How immersive is that?
And the 'seamless world' nonsense is not the only false claim. They sell the game on the premise that you can create anybody in your imagination, then ship the game with about six outfits and ten hairstyles. Oh yes, we have to wait for 'fan-created content' or spend yet more money at the EA store. But why should we? Customisability is meant to be a core feature of the game. Does Fallout 3 ship with one gun? Why should we have to pay extra and wait longer to get the basic game working properly? I tried to make David Bowie, Ziggy Stardust era, to test the claims. I ended up with a hopeless-looking twit with a hideous mullet and a tank top. It was, quite honestly, the nearest I could get.
Then there are the timining issues. The timer is actually worse in this game than in either of the other two editions. You seem to spend half your time watching your Sim sleep. They still can't managed to get washed, dressed and fed before work. The day is still gone too quickly, partly because there is so much more to do. The frustrating thing is that the new options for activities are actually great - you can write a novel, paint, play music. But where Sims 2 encouraged you to go out. Sims 3 makes it more rewarding to stay in. Most damning of all, from my perspective, is that your Sim ages too quickly - I am by no means an addict (as you might imagine), but I seemed to be celebrating my Sims transition to 'elder'-hood incredibly quickly.
Why haven't they sorted these timer issues out? Why is there so little time to handle all the new options for your Sims, and why do you spend so much time watching them sleep? It's no fun. It's tedious. You never feel as though your are getting anywhere. You are frustratedly forcing your Sims through the endless rigmarole of feeding, bathing and sleeping, like shepherding children through the daily grind. I liked Sims 2, and this seems like a step back from that. Despite the innovations, it makes the whole experience clunkier and less memorable.
You can angle the sofa, though.
Wow... March 1, 2010 Adele Pringle (UK) After reading the negative reviews about this game I wasn't sure whether to buy it for not. But I went ahead and I'm really glad I did. First off I got free super saver delivery which is supposed to take 3-5 days. It was shipped saturday the 27th of Feb and arrived Monday 1st of March.

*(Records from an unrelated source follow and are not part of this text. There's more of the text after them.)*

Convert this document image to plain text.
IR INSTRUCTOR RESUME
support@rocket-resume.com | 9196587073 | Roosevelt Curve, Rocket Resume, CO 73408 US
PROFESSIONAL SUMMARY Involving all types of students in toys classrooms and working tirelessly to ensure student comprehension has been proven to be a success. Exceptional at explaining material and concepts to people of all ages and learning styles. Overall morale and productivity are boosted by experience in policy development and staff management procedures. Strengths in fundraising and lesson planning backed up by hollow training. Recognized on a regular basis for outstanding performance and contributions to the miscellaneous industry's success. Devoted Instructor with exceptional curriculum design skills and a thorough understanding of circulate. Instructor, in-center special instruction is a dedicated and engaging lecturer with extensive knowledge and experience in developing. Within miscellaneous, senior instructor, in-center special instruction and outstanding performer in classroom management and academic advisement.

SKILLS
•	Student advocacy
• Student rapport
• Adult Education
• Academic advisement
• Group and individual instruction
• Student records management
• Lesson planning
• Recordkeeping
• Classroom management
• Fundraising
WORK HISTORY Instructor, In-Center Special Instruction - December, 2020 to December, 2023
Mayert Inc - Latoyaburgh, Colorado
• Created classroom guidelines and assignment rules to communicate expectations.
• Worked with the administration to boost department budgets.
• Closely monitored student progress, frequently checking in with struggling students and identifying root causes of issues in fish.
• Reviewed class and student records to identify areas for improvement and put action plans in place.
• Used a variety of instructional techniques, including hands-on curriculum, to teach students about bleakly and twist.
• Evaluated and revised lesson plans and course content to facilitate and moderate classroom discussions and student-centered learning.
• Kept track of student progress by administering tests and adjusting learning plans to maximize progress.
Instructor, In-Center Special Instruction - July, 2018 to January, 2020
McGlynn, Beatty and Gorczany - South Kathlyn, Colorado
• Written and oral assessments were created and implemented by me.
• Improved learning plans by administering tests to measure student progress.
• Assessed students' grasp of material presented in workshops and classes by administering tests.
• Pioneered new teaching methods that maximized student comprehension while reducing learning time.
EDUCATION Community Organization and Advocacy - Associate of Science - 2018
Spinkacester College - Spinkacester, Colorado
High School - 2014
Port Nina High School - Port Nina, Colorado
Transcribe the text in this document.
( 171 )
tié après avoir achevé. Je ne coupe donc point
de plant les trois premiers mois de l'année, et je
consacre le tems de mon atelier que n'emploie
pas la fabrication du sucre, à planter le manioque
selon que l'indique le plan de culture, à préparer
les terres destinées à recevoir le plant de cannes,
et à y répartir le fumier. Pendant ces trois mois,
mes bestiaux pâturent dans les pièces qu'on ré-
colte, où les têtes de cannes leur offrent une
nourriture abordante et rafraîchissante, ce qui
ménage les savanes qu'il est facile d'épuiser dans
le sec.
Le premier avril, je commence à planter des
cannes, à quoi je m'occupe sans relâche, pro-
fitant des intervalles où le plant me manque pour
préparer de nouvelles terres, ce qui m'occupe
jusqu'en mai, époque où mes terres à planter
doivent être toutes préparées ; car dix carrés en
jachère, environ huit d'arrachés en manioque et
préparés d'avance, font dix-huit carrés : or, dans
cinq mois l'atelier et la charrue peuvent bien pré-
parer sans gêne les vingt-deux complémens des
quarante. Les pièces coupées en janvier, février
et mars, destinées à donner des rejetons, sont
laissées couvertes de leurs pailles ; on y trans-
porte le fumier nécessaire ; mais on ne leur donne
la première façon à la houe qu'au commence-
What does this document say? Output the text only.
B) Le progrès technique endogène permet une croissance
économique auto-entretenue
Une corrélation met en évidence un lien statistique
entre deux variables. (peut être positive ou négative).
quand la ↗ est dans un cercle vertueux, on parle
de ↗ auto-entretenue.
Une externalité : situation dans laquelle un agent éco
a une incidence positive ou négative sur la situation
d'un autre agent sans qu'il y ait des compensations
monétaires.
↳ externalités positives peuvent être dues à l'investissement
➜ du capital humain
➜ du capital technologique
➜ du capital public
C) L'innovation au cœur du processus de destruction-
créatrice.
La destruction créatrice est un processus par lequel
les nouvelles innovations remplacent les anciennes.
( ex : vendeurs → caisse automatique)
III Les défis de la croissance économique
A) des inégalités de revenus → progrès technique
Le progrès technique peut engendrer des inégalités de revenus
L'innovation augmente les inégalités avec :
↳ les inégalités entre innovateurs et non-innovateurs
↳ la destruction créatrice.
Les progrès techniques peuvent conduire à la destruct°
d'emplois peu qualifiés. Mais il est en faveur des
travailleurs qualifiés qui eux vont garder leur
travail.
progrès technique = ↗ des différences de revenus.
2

Secondly the game comes with an auto updater so any bugs people have complained about were patched before I even opened the game. So I have had no faults with the game. I love the new create a sim mode. The controls are a bit strange after playing the sims2 for years, but it's nothing I can't adjust to.
The only thing is that the loding and saving take a tiny bit longer than the sims2. But it's nothing major.
Overall it is an excellent game and well worth buying!